I had no idea how much trauma my body had been carrying — not until I gave myself permission to actually feel it.

Really feel it.

No distractions. No masks. No stories. Just truth.

I had years of emotional weight packed deep inside me, and it was time to let that shit go.

It was holding me back — tight in my chest, frozen in my gut, running my life from behind the scenes.

Dr. LePera didn’t give me answers.

She handed me mirrors.

She gave me a workbook — and space to finally sit with what I had been avoiding most: me.

I didn’t analyze it — I processed it.

I wrote. I stayed with the discomfort. I let the tears come without rushing to fix anything.

And every time I thought I was done, something else surfaced.

It wasn’t comfortable.

But it was necessary.

What Came Next

Once I finished How to Do the Work, I went deeper.

She also wrote:

  • How to Be the Love You Seek

  • How to Meet Yourself

But I wasn’t ready for those until I cracked open the first one.

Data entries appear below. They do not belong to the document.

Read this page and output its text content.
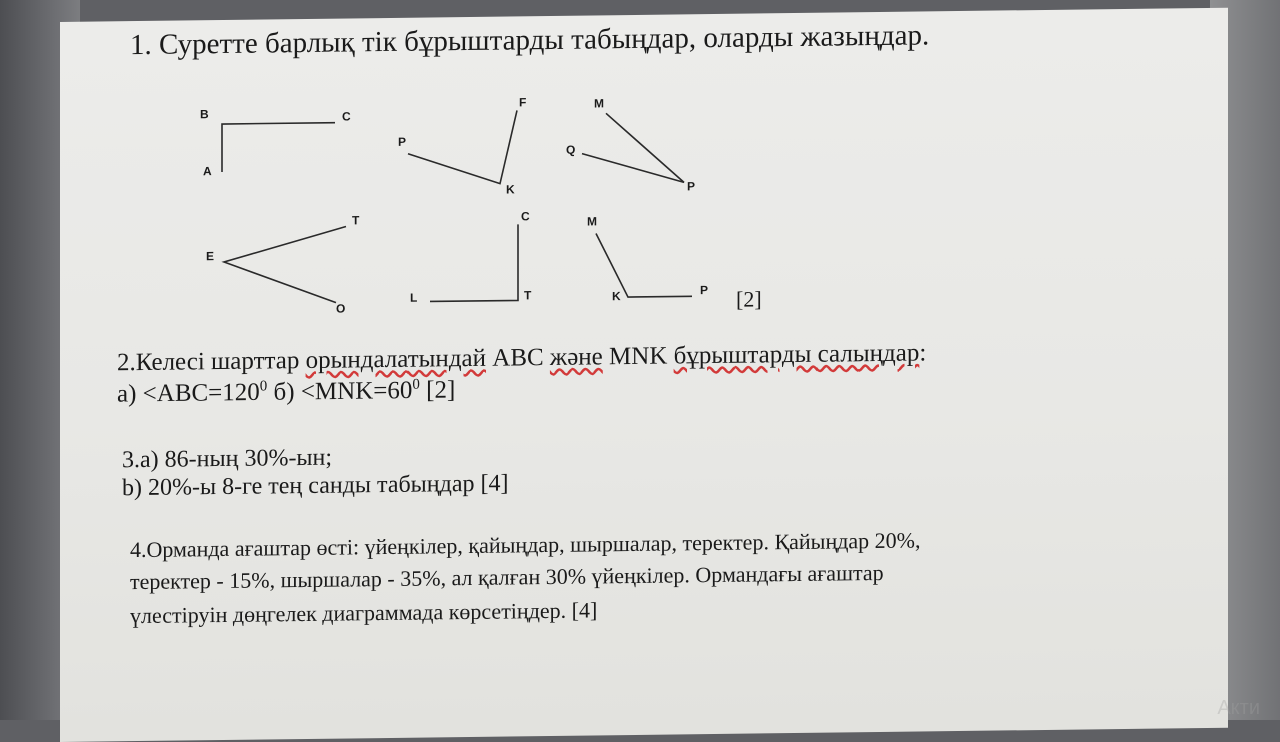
1. Суретте барлық тік бұрыштарды табыңдар, оларды жазыңдар.
B	C
A
F
P
K
M
Q
P
T
E
O
C
L	T
M
K	P [2]
2.Келесі шарттар орындалатындай АВС және MNK бұрыштарды салыңдар:
$а) <ABC=120^0$ $б) <MNK=60^0$ [2]
3.а) 86-ның 30%-ын;
b) 20%-ы 8-ге тең санды табыңдар [4]
4.Орманда ағаштар өсті: үйеңкілер, қайыңдар, шыршалар, теректер. Қайыңдар 20%,
теректер - 15%, шыршалар - 35%, ал қалған 30% үйеңкілер. Ормандағы ағаштар
үлестіруін дөңгелек диаграммада көрсетіңдер. [4]
Акти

That one prepared me. Stripped me bare. Made space for what was next.

A companion on that part of the journey? Louise Hay’s Love Yourself, Heal Your Life.

That book brought me to the mirror.

And it taught me how to say, out loud, to myself:

“I love you.”

“I trust you.”

“You’re safe now.”

It didn’t feel natural. It felt awkward as hell.

But I kept saying it.

And slowly, something softened inside me.

This Is the Work

This is the ugly, sacred work.

The kind no one applauds because no one sees it.

But you feel it — in your bones, in your breath, in the stillness of the night.

This is the work I’m doing.

And I’ll keep sharing it — not because I have answers, but because I’m living through the questions.

I’m not just reading books anymore.

I’m using them to remember who I am —

and to let go of who I never was.

This is my beginning.

This is my Becoming.

🌅 Reflection Prompt

What parts of your inner child still need your attention — not judgment, but love?

What would happen if you finally told that part of you, “You’re safe now”?